I'm learning awk from The awk programming language and being bothered by this example.
If i want to print $3 if $2 is equal to a value(e.g.'1'), and I was using this command which works fine:
awk '$2==1 {print $3}' <infile> | more
But when I substitute 1 by another searching criteria, for example 'findtext' and this command doesn't work.
awk '$1== findtext {print $3}' <infile> | more
This returns nothing output and I'm sure what I put in 'findtext' was exist in that place. Is there anything wrong with my syntax?
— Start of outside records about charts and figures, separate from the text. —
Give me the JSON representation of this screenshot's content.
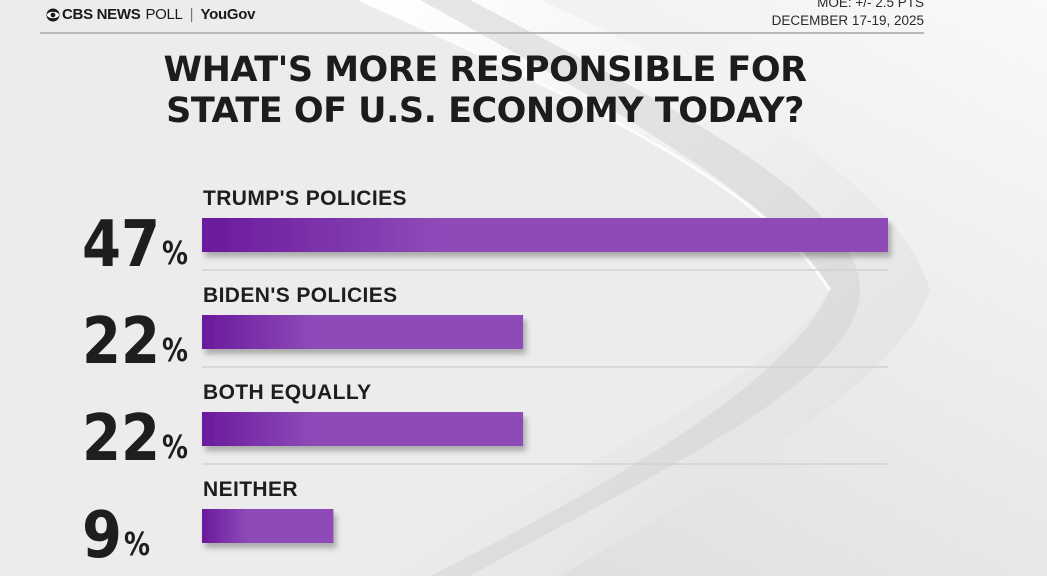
{
  "brand": {
    "network": "CBS NEWS",
    "poll": "POLL",
    "separator": "|",
    "partner": "YouGov"
  },
  "meta": {
    "moe": "MOE: +/- 2.5 PTS",
    "date": "DECEMBER 17-19, 2025"
  },
  "colors": {
    "bar_start": "#6a1a9c",
    "bar_end": "#8e4bb8",
    "text": "#1e1e1e"
  },
  "chart_data": {
    "type": "bar",
    "orientation": "horizontal",
    "title_lines": [
      "WHAT'S MORE RESPONSIBLE FOR",
      "STATE OF U.S. ECONOMY TODAY?"
    ],
    "categories": [
      "TRUMP'S POLICIES",
      "BIDEN'S POLICIES",
      "BOTH EQUALLY",
      "NEITHER"
    ],
    "values": [
      47,
      22,
      22,
      9
    ],
    "value_suffix": "%",
    "xlim": [
      0,
      47
    ],
    "grid": false,
    "legend": "none"
  }
}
I tried this but it doesn't work:
awk '$1== "findtext" {print $3}' <infile> | more
But when I do
grep findtext <infile> ## This does give me output
The findtext is exist in the $1 as I double checked.
Here's my test file named 'test' for example, it has 9 lines and and 8 fields and space separated:
1 11 0.959660297 0 0.021231423 -0.0073 -0.0031 MhZisp
2 14 0.180467091 0.800424628 0 0.0566 0.0103 ClNonZ
3 19 0.98089172 0 0 -0.0158 0.0124 MhNonZ
4 15 0.704883227 0.265392781 0.010615711 -0.0087 -0.0092 MhZisp
5 22 0.010615711 0.959660297 0.010615711 0.0476 0.0061 ClNonZ
6 23 0.715498938 0 0.265392781 -0.0013 -0.0309 Unkn
7 26 0.927813163 0 0.053078556 -0.0051 -0.0636 MhZisp
8 44 0.55626327 0.222929936 0.201698514 0.0053 -0.0438 MhZisp
9 31 0.492569002 0.350318471 0.138004246 0.0485 0.0088 ClNonZ
Here's what I did and the output:
$awk '$8 == "ClNonZ" {print $3}' test
$ grep ClNonZ test
2 14 0.180467091 0.800424628 0 0.0566 0.0103 ClNonZ
5 22 0.010615711 0.959660297 0.010615711 0.0476 0.0061 ClNonZ
9 31 0.492569002 0.350318471 0.138004246 0.0485 0.0088 ClNonZ
I expect to see this which is the $3 that has "ClNonZ" in their $8.
0.180467091
0.010615711
0.492569002
Don't know why the awk command didn't return anything. any thoughts?